Treating prostate and testicular cancer
The treatment for prostate and testicular cancer depends on an individual’s circumstances.
Diagnosis of prostate cancer comes from a prostate examination, biopsy and a scan. The stage of cancer will determine the required treatment. Watchful waiting and active surveillance are two forms of treatment sometimes involving PSA tests and MRI scans. If cancer hasn’t spread beyond the prostate, surgery can be an option. The prostate gland is removed in a procedure called a radical prostatectomy. Radiotherapy after surgery is sometimes recommended. Prostate cancer can come back so it is very important to keep monitoring. Diagnosis of testicular cancer comes from a scrotal ultrasound, blood tests and histology, a process similar to a biopsy. Again, the stage of cancer will determine the type of treatment which could include chemotherapy, radiotherapy or surgery. Whatever the stage of cancer, the first option offered is the removal of the affected testicle through a procedure called an orchidectomy. With testicular cancer the chances of recurrence are low but the sufferer should be monitored.
March is the month for prostate cancer awareness in the UK. If you visit the Prostate Cancer UK website you can find out how to get involved in fundraising. In August 2022, The White House proclaimed September was prostate cancer awareness month. Joe Biden declared that “ending cancer as we know it is a top priority for my administration”.
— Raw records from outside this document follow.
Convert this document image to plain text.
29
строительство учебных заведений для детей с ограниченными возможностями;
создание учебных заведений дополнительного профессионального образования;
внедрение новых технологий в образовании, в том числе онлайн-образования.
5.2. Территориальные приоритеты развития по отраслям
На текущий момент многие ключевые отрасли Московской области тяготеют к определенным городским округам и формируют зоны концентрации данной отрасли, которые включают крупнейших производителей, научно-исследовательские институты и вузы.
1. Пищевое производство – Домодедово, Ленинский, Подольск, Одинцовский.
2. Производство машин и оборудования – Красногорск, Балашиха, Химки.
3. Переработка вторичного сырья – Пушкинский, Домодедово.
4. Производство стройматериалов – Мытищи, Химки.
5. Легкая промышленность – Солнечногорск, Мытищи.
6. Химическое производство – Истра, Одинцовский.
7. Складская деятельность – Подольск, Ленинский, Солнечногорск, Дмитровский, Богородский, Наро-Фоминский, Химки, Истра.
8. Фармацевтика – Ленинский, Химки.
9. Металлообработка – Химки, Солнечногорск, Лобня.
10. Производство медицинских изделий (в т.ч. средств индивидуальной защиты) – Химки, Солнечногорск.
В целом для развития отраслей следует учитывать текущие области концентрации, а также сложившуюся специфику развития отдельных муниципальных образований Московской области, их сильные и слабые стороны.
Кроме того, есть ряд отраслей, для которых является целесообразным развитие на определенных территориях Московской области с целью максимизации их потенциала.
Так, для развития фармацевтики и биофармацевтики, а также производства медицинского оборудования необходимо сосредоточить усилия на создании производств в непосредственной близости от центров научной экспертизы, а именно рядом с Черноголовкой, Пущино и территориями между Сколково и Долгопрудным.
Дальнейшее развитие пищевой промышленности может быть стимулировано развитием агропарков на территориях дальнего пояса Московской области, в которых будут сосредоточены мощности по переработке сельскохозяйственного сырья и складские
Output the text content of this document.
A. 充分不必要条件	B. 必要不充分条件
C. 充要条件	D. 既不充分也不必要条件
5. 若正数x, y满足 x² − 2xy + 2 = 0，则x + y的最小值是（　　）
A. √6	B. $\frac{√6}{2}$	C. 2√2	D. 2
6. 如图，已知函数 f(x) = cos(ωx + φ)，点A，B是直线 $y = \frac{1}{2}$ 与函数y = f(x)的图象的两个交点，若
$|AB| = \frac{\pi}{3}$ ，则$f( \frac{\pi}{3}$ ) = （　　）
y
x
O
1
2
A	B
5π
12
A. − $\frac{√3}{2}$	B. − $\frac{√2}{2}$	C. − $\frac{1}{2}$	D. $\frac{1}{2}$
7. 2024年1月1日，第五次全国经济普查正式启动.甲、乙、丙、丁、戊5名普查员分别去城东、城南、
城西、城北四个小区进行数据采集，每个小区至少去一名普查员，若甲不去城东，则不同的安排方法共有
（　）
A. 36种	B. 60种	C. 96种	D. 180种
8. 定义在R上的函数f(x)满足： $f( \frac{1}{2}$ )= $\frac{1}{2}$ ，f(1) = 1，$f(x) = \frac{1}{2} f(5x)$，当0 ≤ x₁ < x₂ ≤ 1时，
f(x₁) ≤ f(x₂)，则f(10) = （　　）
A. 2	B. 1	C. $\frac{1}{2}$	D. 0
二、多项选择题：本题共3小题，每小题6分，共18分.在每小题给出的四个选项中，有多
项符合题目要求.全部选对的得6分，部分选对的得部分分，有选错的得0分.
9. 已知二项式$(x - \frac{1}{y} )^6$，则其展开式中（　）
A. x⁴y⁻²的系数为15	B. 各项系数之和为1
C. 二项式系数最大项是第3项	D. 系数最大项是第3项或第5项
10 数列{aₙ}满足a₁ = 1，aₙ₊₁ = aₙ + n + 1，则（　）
In the UK and US, April is testicular cancer awareness month where US men aged between 20-35 are encouraged to get tested. In the UK, testicular cancer awareness month is to highlight the challenges and threats that testicular cancer poses. It is one of the most treatable cancers if caught early enough.
If you are looking for a supplement as part of a coping strategy, we recommend our product Stress Pro which is designed to alleviate anxiety.
If you are looking for a supplement to take as part of prostate cancer, we recommend our product 4MU (4-methylumbelliferone). A front line product to fight against prostate problems.
This November we will see friends and family members on social media platforms amusing us with their temporary new hairy look, proudly revealing a bushy Movember moustache. Remember whatever they grow will save a bro so don’t hesitate to contribute because men are dying too young.